Four new journals

by on May 15, 2006 at 5:01 pm in Economics | Permalink

Less is certainly not more for the American Economic Association. According to David Warsh’s latest column, Broader, Deeper, they have adopted plans to produce four more economic journals, all titled – prosaically enough – American Economic Journal. They will cover macroeconomics, microeconomics, economic policy and applied economics.

Here is much more information.  Is this good news?  I fear greater fragmentation in an already-splintering profession.  Could this mean fewer idea pieces and greater room for excess specialization?  I like the idea of whacking commercial journal publishers but is it wise to centralize so much influence in one centrally-chosen set of editors?

Michael Kheifetz May 15, 2006 at 11:34 pm

Even though I don’t understand a lot of stuff and am only an undergrad it seems to me that there is way to much specilized journals in all academic discplines.
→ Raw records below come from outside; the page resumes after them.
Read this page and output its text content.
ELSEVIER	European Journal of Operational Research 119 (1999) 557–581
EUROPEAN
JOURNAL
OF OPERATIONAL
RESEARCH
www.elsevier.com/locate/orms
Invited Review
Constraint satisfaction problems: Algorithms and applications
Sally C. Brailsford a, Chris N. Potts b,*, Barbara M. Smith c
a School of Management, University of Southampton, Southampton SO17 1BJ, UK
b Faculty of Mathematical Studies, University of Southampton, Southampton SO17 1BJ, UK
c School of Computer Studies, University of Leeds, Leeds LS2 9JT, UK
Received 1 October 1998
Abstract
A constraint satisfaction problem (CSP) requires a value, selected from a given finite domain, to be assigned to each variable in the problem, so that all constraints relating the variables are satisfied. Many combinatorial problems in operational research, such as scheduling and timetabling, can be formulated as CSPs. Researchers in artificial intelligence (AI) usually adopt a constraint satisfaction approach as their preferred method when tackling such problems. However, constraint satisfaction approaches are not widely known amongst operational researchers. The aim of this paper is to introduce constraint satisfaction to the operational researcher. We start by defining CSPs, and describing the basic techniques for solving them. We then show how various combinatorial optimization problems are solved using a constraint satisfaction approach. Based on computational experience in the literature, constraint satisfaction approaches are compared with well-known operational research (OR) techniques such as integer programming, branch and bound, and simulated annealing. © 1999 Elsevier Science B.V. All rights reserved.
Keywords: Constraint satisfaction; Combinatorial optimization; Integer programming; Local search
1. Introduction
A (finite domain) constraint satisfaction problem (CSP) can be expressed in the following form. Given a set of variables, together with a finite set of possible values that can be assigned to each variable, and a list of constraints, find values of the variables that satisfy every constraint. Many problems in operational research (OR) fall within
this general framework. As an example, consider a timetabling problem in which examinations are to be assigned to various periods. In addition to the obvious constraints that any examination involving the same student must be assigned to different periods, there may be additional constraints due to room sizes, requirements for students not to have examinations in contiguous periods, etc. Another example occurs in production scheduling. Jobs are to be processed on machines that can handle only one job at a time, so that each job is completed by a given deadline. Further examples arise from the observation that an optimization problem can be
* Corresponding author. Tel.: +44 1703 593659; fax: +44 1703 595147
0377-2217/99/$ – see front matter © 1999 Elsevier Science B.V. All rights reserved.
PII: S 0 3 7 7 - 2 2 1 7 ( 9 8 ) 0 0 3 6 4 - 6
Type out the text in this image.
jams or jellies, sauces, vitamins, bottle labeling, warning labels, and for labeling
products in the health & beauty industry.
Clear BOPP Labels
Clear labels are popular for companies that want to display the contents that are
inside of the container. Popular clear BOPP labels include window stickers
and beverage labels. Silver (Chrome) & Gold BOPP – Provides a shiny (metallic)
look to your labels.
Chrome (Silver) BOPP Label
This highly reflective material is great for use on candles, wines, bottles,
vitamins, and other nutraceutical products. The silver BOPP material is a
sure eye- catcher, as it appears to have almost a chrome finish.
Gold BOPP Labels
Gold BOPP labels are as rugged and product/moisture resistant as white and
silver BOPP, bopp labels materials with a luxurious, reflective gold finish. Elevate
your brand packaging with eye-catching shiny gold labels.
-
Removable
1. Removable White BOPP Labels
I think we should look to generalize things rather then published so many articles on special cases.

eddie May 16, 2006 at 9:03 am

“I fear greater fragmentation in an already-splintering profession.”

Should economics be immune to the long-tail phenomenon?

JoelW May 16, 2006 at 10:37 am

Tyler,

While the actual journals are more fragmented, I cannot recall the last time I readan economics paper in a journal. Now, I’m not an economist by trade, but if an article is interesting I am likely to read about it or find the WP through NBER or SSRN. There is no real fragmentation on the internet.